Firdous also says that in a pluralistic Sri Lanka, where various faiths and ideology-based communities live side by side – including Buddhists, Christians, Muslims, Hindus, atheists, agnostics and other communities, it is very important to identify common goals based on the common good.  The common goals are justice, dignity, and freedom. And these goals could well be achieved through self-reform.

India’s Bid for Uniform Civil Code

India has been pursuing the goal of having a Uniform Civil Code (UCC) since the promulgation of the Indian constitution in 1952. The goal is found in the Directive Principles of State Policy as Art 44. But being in the Directive Principles of State Policy, which are only guidelines, the Uniform Civil Code is not law and cannot be enforced in a court of law. But it still remains a goal and courts and governments have periodically called for it. However, the issue is routinely side-tracked and forgotten, though only to be revived again.

A Uniform Civil Code is hard to establish in India because of its vast diversity. Dr. B.R. Ambedkar, India’s first Law Minister and the man who drafted the Constitution, held that while a uniform code is desirable, its application should be put off till a more suitable time comes.

But the Law Commission totally rejected the Uniform Civil Code idea in its 2018 report. It said that it “is neither necessary nor desirable at this stage”. The reason it cited was that a diverse country like India has to have separate laws to respect the needs of all its people. Bringing uniformity would actually serve to complicate matters more than simplify them, the Commission said.

However, the ruling Bharatiya Janata Party (BJP), which had been on a winning streak since 2014, is a strong votary of a Uniform Civil Code as it believes in national cultural uniformity. The Narendra Modi government banned the “Triple Talaq” practice by which a Muslim man could divorce his wife by simply saying “Talaq, Talaq, Talaq” thrice in quick succession.

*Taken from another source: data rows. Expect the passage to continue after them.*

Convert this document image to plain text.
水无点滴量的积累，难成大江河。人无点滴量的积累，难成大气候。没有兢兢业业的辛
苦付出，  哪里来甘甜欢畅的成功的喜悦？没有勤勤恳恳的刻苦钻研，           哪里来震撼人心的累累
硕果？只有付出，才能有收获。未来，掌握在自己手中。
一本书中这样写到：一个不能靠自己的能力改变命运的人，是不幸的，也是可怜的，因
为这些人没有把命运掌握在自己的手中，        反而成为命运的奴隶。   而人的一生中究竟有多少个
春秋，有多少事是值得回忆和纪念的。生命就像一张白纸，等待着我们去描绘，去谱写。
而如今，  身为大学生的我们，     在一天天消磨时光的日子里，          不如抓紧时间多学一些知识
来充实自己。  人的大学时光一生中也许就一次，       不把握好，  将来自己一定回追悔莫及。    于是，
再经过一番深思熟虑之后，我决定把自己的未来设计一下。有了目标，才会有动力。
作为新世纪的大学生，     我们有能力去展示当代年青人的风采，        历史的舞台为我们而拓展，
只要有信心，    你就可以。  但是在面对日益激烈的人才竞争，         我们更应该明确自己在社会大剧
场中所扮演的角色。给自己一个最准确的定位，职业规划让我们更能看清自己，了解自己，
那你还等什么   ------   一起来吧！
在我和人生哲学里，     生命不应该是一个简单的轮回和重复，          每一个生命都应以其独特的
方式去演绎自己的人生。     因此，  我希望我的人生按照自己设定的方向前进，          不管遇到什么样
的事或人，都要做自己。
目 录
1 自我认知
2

Interestingly, there is one State in India which already has a Uniform Civil Law, and that is Goa. Under Portuguese rule all communities in Goa, including Hindus, Muslims and Christians, were governed by the same law for marriage, divorce and succession called the Portuguese Civil Code of 1867. When Goa merged with India in 1961, the State government decided to continue with the Portuguese Code. That system is still in force.